Using a quantitative method enables you to draw up conclusions from the statistical results
a) Using a quantitative method enables you to draw up conclusions from the statistical results.One advantage of this is using questionnaires to get generalisable results.You are able to distribute these across England and Wales to all types of people, working class, middle class, male or female etc, which later makes your results more representative of the population that you are studying.
You have results from a range of people instead of one particular group, which may have higher rates than others due to material or social factors.
Another advantage is quantitative data is a lot faster than qualitative data, so if you didn’t have a lot of time to gather your results then a quantitative approach would be best. You don’t have to ask informal questions in interviews but instead can gather statistical information via quick survey questions that make your results easier to read.
b) One advantage of using two methods to gather your results is you can measure them against each other. If your results are similar then they are more likely to be valid measure of your sample. If however there is a major contrast then you could adopt a different method until you have similar results, to ensure your results were a valid measure of the thing you were studying.
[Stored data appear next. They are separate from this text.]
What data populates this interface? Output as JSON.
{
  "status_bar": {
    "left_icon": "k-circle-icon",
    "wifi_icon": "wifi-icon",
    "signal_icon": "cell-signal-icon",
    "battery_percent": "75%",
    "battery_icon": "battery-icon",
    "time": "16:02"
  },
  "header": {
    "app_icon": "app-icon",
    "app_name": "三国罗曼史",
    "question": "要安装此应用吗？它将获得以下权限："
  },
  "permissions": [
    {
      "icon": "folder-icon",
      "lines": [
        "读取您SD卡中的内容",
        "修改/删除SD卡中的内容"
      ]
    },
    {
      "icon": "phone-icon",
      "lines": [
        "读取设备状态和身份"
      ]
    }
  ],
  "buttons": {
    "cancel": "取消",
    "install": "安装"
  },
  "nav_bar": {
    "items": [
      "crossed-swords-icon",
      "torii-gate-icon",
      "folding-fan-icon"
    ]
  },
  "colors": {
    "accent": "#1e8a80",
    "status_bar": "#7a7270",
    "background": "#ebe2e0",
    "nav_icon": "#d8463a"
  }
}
Another advantage is the more results you have, the more you can generalise about your sample. You could extract results from each targeted group you were studying which would make them representative and in the end more reliable. You have a wider range of results that you could pick your results from.
c) Despite minor fluctuations, Item A demonstrates a steady rise in divorce rates in England and Wales over the past 30 years. It has increased dramatically by over 10%. The main cause according to the item is the introduction of divorce laws in the UK, in particular The Matrimonial Causes Act of 1967. This saw a massive 80 thousand divorce increase peaking after the Matrimonial and Family Proceedings Act of 1985 to 160 thousand divorces in England and Wales in the same year. What we notice from item A is that a bigger number of divorces are filed by women rather than men, particularly in the latter years where there are over twice as many women filing for divorce compared to the mere number of men. The ratio widened dramatically after the Divorce Reform Act of 1971, which allowed couples to divorce on grounds of marital breakdown. This increase did not simply represent a backlog of couples waiting to legally end marriage as the rates continue to rise over the following years.
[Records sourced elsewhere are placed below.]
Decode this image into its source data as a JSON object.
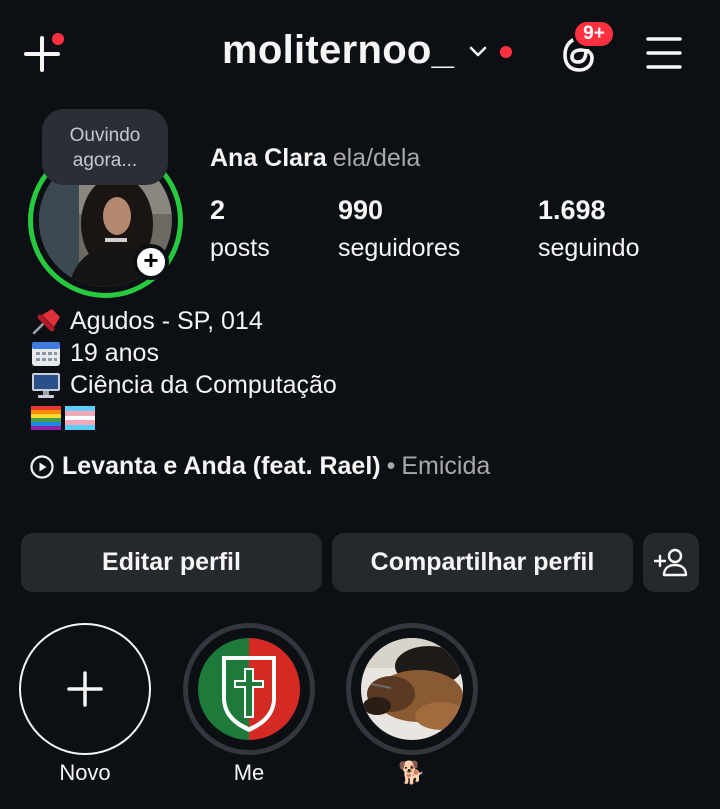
{
  "header": {
    "username": "moliternoo_",
    "threads_badge": "9+"
  },
  "note": {
    "line1": "Ouvindo",
    "line2": "agora..."
  },
  "profile": {
    "name": "Ana Clara",
    "pronouns": "ela/dela",
    "stats": [
      {
        "value": "2",
        "label": "posts"
      },
      {
        "value": "990",
        "label": "seguidores"
      },
      {
        "value": "1.698",
        "label": "seguindo"
      }
    ]
  },
  "bio": {
    "lines": [
      {
        "icon": "pushpin-icon",
        "text": "Agudos - SP, 014"
      },
      {
        "icon": "calendar-icon",
        "text": "19 anos"
      },
      {
        "icon": "computer-icon",
        "text": "Ciência da Computação"
      }
    ],
    "flags": [
      "rainbow-flag-icon",
      "transgender-flag-icon"
    ]
  },
  "music": {
    "song": "Levanta e Anda (feat. Rael)",
    "separator": "•",
    "artist": "Emicida"
  },
  "buttons": {
    "edit": "Editar perfil",
    "share": "Compartilhar perfil"
  },
  "highlights": [
    {
      "label": "Novo",
      "icon": "plus-icon"
    },
    {
      "label": "Me",
      "icon": "shield-cross-icon"
    },
    {
      "label": "🐕",
      "icon": "dog-photo"
    }
  ],
  "colors": {
    "background": "#0c1014",
    "story_ring": "#27c93f",
    "notification": "#ff3040",
    "button_bg": "#25292e",
    "secondary_text": "#a8a8a8"
  }
}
d) In order to start my research I must first operationalise the concept “stability of family life.” Family life in this case means a married couple with their own children who they still support. Stability will be based on the grounds that the family own a mortgage and are not on the brink of divorce.
To get into the field I will interview children and their parents at schools throughout England and Wales. To make my results generalisable, I will use a public and a Comprehensive school from each county. This also makes my result representative as I am using schools from different social backgrounds, which will give me a good representation of the stability of family life from different social classes.
Once I am in the field I will use unstructured interviews and focus groups to gather my data. I will interview children to make sure I obtain reliable results – one answer tends to be better than two. When interviewing children I will make sure their parents are present in case anything is said that they disapprove of which would be unethical. To gain access of parents I will use parents’ evenings to interview them together. This way I will get one answer from them instead of two, which could be different. It also saves time comparing results.
When conducting the interview I will ensure my questions are similar for each and that the family understands what the questions entail so my results are valid. I must make sure I am measuring the stability of family life that I recognize, not what someone else believes is the concept. This will then make my results reliable for use.
e) When using qualitative data, the methods used can make results unreliable for a number of reasons. The main concern with my method is, are families likely to confess to a stranger that their family is unstable? The simple answer is no as that could be embarrassing and it’s a personal question. If I was using quantitative data for example, questionnaires then people might put a truthful answer down as they are not under scrutiny from the interviewer or their partner. Interviewing children is also difficult especially whilst under the influence of their parents. They are likely to know if their parents are in an unstable relationship for obvious reasons but may not wish to say so because they are being watched by their parents which raises the point of obtaining reliable results. However you can’t interview them without their presence due to ethical values.
Parents are also under the influence of each other. Even if the marriage is unstable, one may be too afraid to say so due to the reaction of the other, again causing concern for the reliability of my results.
My method of collecting data may not work when it comes to interviewing families at parents’ evenings. Statistics show that parents from working class backgrounds are less likely to show up. This could be due to work factors such as shift work that most working class people tend to do. This would mean that you would have more parents show up in public schools than you would in your local Comprehensive thus giving you an unrepresentative measure of your sample.
Another drawback is generalisability. You need to have a diverse sample to make sure it is representative but this then makes your method time consuming and expensive. You would need to carefully select your destination but either way there is a downfall to this factor.